Pour la première fois depuis plus de 15 ans, un restaurant a ouvert ses portes sur l'île japonaise de Shimaura, un endroit où le poisson est abondant et où les entreprises sont peu nombreuses, et où sa population en constante augmentation et en baisse est tiraillée entre le maintien des traditions et leur survie même.
Habité par quelque 826 habitants, l'endroit s'est avéré ne pas être un terrain fertile pour des entreprises aussi basiques qu'un supermarché, obligeant la plupart de ses habitants à se procurer leur nourriture directement auprès des activités de pêche locales, des marchés et des magasins et à la cuisiner seuls, car « manger au restaurant » est pratiquement un plan impossible à réaliser en dehors.
Mais fin mars, le restaurant Mangetsu Shokudo a ouvert ses portes sur la petite île du sud de la préfecture de Miyazaki.

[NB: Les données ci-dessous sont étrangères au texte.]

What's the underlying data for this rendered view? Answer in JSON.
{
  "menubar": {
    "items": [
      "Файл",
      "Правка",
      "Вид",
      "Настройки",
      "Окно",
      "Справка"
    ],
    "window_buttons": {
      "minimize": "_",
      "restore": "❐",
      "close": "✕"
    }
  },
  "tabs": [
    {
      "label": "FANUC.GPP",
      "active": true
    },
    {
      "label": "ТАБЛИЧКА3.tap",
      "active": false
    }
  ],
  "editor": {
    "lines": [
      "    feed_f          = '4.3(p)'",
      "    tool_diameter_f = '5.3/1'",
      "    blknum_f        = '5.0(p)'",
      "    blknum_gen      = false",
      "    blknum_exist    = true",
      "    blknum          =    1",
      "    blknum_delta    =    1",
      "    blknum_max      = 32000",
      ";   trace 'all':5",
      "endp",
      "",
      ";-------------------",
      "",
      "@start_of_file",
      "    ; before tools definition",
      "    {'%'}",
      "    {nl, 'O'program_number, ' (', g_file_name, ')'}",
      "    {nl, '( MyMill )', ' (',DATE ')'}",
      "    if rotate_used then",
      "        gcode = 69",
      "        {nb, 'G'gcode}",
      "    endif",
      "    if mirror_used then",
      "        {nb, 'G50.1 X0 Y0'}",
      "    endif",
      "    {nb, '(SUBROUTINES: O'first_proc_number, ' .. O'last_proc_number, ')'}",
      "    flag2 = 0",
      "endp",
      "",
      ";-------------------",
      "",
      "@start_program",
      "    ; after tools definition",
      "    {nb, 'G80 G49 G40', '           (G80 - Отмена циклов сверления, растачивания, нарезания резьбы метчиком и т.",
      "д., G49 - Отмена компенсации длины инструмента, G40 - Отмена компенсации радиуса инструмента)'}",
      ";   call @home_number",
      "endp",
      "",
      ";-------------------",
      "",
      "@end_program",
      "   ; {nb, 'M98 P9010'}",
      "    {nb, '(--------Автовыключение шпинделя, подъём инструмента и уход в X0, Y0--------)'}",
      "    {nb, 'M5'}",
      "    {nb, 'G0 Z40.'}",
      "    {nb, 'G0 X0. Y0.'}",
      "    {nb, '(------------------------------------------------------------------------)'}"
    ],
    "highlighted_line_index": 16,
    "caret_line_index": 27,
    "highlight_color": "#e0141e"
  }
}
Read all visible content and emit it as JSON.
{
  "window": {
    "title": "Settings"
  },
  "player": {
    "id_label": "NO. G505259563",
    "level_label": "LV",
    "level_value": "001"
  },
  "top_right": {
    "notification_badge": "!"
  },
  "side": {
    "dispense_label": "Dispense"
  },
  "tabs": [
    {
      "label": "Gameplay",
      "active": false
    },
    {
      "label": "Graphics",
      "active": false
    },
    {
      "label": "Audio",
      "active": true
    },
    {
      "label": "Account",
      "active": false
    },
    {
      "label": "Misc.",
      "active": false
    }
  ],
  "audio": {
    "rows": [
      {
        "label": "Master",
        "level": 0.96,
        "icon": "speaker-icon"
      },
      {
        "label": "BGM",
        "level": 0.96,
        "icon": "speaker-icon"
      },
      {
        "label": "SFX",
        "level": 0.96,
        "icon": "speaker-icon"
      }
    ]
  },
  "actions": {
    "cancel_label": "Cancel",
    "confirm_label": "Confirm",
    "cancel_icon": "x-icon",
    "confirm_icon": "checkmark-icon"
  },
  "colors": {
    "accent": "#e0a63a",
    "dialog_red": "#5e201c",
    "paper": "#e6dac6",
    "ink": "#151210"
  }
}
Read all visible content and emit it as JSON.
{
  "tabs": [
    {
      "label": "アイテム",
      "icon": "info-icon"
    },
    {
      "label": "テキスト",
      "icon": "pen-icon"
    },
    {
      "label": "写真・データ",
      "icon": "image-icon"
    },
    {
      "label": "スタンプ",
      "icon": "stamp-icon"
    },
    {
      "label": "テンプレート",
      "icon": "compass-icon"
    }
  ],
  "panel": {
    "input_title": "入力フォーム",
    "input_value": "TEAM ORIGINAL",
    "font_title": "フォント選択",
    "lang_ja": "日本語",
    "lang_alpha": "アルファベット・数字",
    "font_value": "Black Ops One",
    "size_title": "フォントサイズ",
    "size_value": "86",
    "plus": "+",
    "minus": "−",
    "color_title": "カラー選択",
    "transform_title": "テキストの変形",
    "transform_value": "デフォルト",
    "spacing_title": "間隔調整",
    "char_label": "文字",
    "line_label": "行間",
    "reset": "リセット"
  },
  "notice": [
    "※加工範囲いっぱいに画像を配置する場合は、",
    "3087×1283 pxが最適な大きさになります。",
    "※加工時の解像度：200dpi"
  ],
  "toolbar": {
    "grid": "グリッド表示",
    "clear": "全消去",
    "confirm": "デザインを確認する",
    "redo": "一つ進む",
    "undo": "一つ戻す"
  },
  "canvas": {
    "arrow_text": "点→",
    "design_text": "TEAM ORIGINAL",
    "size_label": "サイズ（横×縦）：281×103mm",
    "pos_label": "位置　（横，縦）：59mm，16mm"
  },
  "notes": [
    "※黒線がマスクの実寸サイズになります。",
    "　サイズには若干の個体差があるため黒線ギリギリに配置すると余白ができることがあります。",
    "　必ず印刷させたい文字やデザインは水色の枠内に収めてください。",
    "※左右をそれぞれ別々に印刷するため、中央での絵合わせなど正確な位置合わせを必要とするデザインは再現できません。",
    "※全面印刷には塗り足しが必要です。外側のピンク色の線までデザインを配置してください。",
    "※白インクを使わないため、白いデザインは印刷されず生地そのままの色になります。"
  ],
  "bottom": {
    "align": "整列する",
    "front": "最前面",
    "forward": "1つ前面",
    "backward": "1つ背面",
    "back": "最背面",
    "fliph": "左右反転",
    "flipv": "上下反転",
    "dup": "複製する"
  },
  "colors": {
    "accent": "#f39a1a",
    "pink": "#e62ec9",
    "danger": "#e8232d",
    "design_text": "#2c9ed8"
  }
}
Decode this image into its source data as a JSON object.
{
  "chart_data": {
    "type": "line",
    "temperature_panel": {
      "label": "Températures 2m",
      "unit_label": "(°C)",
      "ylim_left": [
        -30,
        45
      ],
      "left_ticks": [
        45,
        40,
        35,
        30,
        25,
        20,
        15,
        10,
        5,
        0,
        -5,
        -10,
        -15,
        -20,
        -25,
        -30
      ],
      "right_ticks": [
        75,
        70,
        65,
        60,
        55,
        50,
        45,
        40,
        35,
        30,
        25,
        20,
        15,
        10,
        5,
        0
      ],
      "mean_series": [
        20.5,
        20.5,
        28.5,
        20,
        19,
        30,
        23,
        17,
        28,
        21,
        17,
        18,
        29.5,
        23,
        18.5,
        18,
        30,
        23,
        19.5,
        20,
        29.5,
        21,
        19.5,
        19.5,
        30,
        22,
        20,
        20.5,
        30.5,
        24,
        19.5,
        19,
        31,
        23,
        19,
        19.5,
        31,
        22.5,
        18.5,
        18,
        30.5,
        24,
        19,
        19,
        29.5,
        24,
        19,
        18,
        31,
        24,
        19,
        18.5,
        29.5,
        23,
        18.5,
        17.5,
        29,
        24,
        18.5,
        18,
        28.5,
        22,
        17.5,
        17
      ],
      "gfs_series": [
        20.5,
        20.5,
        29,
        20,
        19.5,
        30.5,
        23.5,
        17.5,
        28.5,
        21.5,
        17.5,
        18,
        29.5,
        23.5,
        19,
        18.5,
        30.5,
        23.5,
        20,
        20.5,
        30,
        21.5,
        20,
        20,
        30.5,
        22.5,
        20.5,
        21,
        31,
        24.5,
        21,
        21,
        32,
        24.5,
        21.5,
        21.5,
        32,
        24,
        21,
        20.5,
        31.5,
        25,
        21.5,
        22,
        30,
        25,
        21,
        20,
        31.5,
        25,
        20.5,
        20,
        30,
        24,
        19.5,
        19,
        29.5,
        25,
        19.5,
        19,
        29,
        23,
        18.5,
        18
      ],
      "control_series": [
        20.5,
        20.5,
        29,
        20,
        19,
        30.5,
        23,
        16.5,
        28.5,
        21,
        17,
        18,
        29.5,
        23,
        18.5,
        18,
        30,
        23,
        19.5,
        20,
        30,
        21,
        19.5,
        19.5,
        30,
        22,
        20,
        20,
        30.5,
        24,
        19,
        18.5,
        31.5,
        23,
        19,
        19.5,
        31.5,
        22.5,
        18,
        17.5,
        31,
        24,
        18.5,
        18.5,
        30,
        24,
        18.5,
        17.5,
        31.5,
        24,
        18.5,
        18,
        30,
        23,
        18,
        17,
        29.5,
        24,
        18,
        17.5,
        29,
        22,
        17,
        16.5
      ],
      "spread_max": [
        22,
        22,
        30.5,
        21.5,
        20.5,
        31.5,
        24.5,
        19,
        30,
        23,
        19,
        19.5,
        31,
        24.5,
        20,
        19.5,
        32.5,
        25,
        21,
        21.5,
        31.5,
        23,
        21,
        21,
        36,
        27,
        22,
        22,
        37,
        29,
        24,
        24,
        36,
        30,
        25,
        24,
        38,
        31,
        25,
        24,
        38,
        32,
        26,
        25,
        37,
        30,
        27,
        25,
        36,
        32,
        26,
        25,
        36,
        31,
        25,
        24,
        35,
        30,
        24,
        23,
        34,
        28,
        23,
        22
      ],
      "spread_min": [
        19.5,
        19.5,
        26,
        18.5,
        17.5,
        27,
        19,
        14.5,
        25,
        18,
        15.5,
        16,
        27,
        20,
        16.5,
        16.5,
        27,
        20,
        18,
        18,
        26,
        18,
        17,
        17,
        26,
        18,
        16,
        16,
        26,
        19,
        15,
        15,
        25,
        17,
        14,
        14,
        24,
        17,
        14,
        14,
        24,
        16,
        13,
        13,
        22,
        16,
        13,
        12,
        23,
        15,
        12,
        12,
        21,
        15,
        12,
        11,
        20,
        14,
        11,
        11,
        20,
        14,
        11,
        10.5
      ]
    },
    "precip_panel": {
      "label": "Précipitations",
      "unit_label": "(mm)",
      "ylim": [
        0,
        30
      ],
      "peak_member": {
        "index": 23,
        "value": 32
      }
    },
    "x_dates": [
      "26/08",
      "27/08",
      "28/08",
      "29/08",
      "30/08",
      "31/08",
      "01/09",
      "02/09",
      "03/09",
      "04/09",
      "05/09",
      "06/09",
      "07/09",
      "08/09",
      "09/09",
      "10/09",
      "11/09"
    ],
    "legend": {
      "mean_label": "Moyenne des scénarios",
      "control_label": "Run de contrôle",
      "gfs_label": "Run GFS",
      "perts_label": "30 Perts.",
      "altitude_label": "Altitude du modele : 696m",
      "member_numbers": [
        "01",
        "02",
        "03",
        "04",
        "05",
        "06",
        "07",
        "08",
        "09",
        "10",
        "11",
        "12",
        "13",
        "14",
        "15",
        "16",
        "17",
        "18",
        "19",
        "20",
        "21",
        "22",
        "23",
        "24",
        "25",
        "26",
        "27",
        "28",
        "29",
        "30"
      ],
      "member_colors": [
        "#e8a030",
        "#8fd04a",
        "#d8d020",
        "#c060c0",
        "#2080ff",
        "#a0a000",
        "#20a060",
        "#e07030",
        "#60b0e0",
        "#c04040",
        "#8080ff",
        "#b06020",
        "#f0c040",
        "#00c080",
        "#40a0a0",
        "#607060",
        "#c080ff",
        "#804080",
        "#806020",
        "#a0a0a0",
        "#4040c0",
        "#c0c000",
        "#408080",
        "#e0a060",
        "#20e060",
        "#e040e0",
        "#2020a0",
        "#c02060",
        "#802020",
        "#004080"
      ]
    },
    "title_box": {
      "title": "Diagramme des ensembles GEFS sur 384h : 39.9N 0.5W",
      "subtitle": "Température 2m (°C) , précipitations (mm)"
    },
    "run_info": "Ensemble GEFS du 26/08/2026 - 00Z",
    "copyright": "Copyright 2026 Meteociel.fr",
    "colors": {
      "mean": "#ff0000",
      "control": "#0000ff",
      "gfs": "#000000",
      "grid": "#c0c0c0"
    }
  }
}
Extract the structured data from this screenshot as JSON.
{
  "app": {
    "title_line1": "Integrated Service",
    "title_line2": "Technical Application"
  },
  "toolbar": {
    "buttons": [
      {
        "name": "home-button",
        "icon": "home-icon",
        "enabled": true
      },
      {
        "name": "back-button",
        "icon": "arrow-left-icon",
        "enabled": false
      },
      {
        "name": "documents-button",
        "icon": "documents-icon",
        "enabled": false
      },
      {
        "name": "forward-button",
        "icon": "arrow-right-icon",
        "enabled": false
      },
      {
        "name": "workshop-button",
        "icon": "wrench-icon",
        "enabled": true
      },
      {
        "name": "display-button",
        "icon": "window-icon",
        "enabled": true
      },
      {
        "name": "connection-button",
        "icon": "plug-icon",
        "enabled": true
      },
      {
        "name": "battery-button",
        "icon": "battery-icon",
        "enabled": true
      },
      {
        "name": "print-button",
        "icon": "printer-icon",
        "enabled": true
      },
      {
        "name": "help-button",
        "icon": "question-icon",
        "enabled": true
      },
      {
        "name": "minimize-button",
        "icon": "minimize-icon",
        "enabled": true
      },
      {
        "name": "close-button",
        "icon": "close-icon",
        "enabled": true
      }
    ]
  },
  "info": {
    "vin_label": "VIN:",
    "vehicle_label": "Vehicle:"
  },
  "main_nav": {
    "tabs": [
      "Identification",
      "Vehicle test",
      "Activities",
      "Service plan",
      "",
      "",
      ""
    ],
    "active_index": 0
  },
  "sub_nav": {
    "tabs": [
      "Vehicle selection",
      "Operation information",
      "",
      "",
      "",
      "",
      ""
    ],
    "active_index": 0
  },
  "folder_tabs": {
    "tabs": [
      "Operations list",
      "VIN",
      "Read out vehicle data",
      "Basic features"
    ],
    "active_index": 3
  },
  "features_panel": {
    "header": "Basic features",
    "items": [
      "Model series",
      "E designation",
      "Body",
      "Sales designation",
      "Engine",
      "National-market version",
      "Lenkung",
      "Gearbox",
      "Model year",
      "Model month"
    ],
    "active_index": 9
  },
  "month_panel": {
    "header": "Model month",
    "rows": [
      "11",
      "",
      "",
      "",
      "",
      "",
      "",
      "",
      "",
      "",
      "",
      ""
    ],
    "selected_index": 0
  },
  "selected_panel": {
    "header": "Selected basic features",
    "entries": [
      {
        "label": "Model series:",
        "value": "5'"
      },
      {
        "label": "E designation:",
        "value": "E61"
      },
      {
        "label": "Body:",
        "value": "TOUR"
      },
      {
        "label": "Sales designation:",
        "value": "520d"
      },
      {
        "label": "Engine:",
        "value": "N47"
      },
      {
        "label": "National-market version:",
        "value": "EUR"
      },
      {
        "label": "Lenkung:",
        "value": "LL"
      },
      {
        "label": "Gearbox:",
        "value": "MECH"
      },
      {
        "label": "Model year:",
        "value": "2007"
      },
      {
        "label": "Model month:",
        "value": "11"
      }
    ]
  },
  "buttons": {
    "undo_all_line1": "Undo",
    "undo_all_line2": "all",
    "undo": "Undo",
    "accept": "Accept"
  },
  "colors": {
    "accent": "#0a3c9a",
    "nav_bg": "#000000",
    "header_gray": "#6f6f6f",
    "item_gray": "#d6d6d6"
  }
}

Son nom signifie « salle à manger de la pleine lune », clin d'œil au jour où la plupart des marchés aux poissons sont fermés. L'endroit sert du curry, des plats frits et des plats d'accompagnement tels que le kinpira gobo (racine de bardane braisée). Les articles sont spécifiquement choisis pour conquérir des maisons qui, depuis des années, cuisinent exclusivement à la maison.
« En gros, tout le monde sur l'île peut obtenir du poisson et le manger, mais il est difficile d'acheter du poulet, d'assaisonner, de préparer et de faire frire, surtout dans les îles éloignées », a déclaré Taishi Iwata, directeur du restaurant, à Vice.
L'ouverture est un triomphe modeste pour Shimaura, l'une des nombreuses îles japonaises en proie à un grave dépeuplement.
Selon les données gouvernementales les plus récentes, la population des îles reculées du Japon a diminué de plus de 9 % entre 2010 et 2015, par rapport à la baisse globale du pays de 0,8 pour cent au cours de la même période. Les îles ont également connu un vieillissement rapide, avec 39 pour cent des résidents âgés de plus de 65 ans. Au niveau national, le taux est de 26,6 pour cent.
Le propriétaire de Mangetsu Shokudo a déclaré que sa motivation pour ouvrir le restaurant était de donner plus de vie à l'île, qu'il a visitée pour la première fois lors d'un voyage d'affaires.
L'homme d'affaires, né dans la ville de Fukuoka, a déménagé dans la préfecture de Miyazaki, d'où est originaire son père, en 2018 pour vendre du shochu, une boisson distillée japonaise. Il se rendait souvent à Shimaura et chaque fois qu'il y allait, il était ravi de la cuisine locale, mais il n'a jamais trouvé d'endroit pratique pour manger et se reposer. Il a donc commencé à avoir l'idée d'ouvrir un restaurant là-bas.
L'occasion s'est présentée un an plus tard, lorsque les habitants de l'île ont organisé un concours de plans d'affaires dans l'espoir de revitaliser Shimaura. Kai a avancé son idée d'ouvrir un restaurant décontracté pour les locaux à traîner et les touristes à visiter. Il finit par gagner le concours et s'installe avec Iwata, son ami de lycée.
« Mon idée de revitaliser le village de l'île n'était pas de créer un quartier touristique, comme certains l'ont suggéré, mais de donner la priorité à la manière dont nous pouvons poursuivre la vie quotidienne de l'île », a déclaré Kai.
Le déclin démographique de Shimaura ne se traduit pas seulement par l'absence d'entreprises privées, mais l'un des effets les plus dramatiques est la fermeture forcée de ses écoles, qui ont été laissées sans élèves, car seuls 23 des 826 habitants de l'île sont en âge d'aller à l'école primaire, tandis que 8 le sont dans le secondaire.
Pour poursuivre leurs études secondaires, les étudiants de l'île doivent se rendre dans la préfecture de Miyazaki en prenant d'abord un ferry de 20 minutes, puis un bus ou un train pour le centre-ville.
« Si les écoles commencent à disparaître, les résidents entretiennent une relation à sens unique avec l'île et ne reviennent pas », a déclaré Takafumi Sasaki, professeur agrégé spécialisé en économie de la pêche à l'université d'Hokkaido.
Avec la réduction de la taille de la famille, les pêcheurs ont également eu plus de mal à transmettre leurs professions aux jeunes générations, a ajouté Sasaki.
Mais Kai espère qu'en offrant aux habitants un lieu de rassemblement public, ils trouveront des raisons de rester.
« Nous devons trouver un moyen de protéger la culture unique de l'île, non seulement en termes de pêche, mais aussi en termes de vie quotidienne », a-t-il dit.